先日、ノルウェー海軍フリゲート艦「ロアール・アムンゼン」が東京国際クルーズターミナルに初寄港しました。日本とノルウェーの外交関係樹立120周年を記念したこの特別な一般公開に、私も参加してきました。普段はなかなか見ることができない軍艦ということもあり、会場は多くの見学者で賑わっていました。
東京湾に浮かぶ、ステルス性を意識した迫力の船体
東京国際クルーズターミナルに姿を現した「ロアール・アムンゼン」は、遠くからでもその独特の存在感を放っていました。私がまず圧倒されたのは、その平滑で角ばった船体デザインです。軍艦というとゴツゴツとした武装を持つイメージがありますが、本艦はレーダーに探知されにくいよう、可能な限り凹凸をなくしたステルス性を意識したデザインが施されています。東京湾のコンテナ埠頭を背景に、近代的なビルのような艦影は、まるでSF映画に出てくる未来の艦艇のようでした。この洗練された外観は、ただの船とは違う、現代的な軍艦ならではの迫力と、最先端技術の融合を感じさせます。

「F311」の識別番号と広がる甲板
間近に寄ると、艦の右舷には大きく「F311」という識別番号がはっきりと見て取れました。この「F」はフリゲート艦を示すコードで、ノルウェー海軍艦艇(RNoMS)の中でも「ロアール・アムンゼン」を特定するユニークな番号です。また、艦の後部甲板は広々としており、ヘリコプターの離着艦を想定した着艦標識が描かれています。一般公開では、この甲板にも多くの見学者が上がっており、普段は非公開のスペースから東京湾の景色を眺めたり、写真を撮ったりして楽しんでいました。現代のフリゲート艦が持つ多機能性と、その運用規模を肌で感じることができました。

「STRIKE DEEP」のモットーが示す誇り
艦内に入ると、至る所にノルウェー海軍の歴史と誇りを感じさせる展示がありました。特に目を引いたのが、艦章に刻まれた「STRIKE DEEP(深く打て)」という力強いモットーです。これは単なるスローガンではなく、海軍の任務に対する強い意志を象徴しているように感じられました。ロアール・アムンゼンは、対潜水艦戦を主要な任務の一つとしており、このモットーは文字通り、海中深く潜む脅威を排除する決意を示しているのかもしれません。乗組員の方々の誇りや士気の高さを垣間見ることができ、彼らが日々の任務にどれほどの情熱を注いでいるかが伝わってきました。

歴史を感じる艦内ベル
艦内の見学を進むと、ひときわ目を引く美しいベルがありました。このベルには「KNM ROALD AMUNDSEN 2006」と刻まれており、船が就役した年であることがわかります。2006年という歴史は、この艦がこれまでに数々の訓練や任務、そして世界各国の港を訪れてきた証です。このベルの音色一つ一つに、艦が乗り越えてきた荒波や、遠い故郷を想う乗組員の物語が込められているように感じられました。

乗組員との温かい交流
一般公開では、乗組員の方々と直接話す機会もありました。彼らはとてもフレンドリーで、見学者からの質問に丁寧に答えてくれました。日本の文化や食べ物について興味津々の様子で、私たち見学者との会話を心から楽しんでいるようでした。記念に、武装した乗組員の方と写真を撮らせていただき、とても良い思い出になりました。このような交流を通じて、遠く離れたノルウェーの人々が、いかに日本に対して親しみを持っているかを感じることができました。
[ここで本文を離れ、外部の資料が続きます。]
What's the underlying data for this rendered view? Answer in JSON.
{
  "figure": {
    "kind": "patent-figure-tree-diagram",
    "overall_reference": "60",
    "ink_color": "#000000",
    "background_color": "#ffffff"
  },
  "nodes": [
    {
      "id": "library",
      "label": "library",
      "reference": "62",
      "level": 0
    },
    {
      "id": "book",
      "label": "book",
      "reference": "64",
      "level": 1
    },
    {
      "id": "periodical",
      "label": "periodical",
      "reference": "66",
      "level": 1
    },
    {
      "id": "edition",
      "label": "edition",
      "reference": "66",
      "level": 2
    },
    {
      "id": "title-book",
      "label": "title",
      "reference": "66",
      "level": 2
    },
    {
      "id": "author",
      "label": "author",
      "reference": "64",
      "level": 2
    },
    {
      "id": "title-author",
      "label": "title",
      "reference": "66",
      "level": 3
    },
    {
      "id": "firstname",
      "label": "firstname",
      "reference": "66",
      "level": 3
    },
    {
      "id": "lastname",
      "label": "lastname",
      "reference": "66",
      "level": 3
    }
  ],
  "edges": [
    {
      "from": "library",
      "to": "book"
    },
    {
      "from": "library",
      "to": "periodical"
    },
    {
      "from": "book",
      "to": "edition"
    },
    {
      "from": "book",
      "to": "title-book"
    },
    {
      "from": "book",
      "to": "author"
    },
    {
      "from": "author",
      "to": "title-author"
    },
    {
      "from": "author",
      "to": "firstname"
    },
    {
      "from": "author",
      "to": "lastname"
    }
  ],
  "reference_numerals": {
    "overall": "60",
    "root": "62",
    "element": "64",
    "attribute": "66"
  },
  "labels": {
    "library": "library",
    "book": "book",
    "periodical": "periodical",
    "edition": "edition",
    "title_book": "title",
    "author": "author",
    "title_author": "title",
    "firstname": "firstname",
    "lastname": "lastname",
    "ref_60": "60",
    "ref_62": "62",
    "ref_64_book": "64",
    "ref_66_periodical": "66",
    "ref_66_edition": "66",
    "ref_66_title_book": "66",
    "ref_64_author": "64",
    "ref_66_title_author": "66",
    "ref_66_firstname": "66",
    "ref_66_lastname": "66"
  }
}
今回の「ロアール・アムンゼン」の一般公開は、単に最新鋭の軍艦を間近で見ることができただけでなく、日本とノルウェーの深い友好関係を再確認する素晴らしい体験となりました。普段はなかなか知ることのできない、軍艦の内部や乗組員の皆さんの仕事について知ることができ、非常に貴重な一日となりました。改めて、このような機会を設けてくださった関係者の皆様に感謝いたします。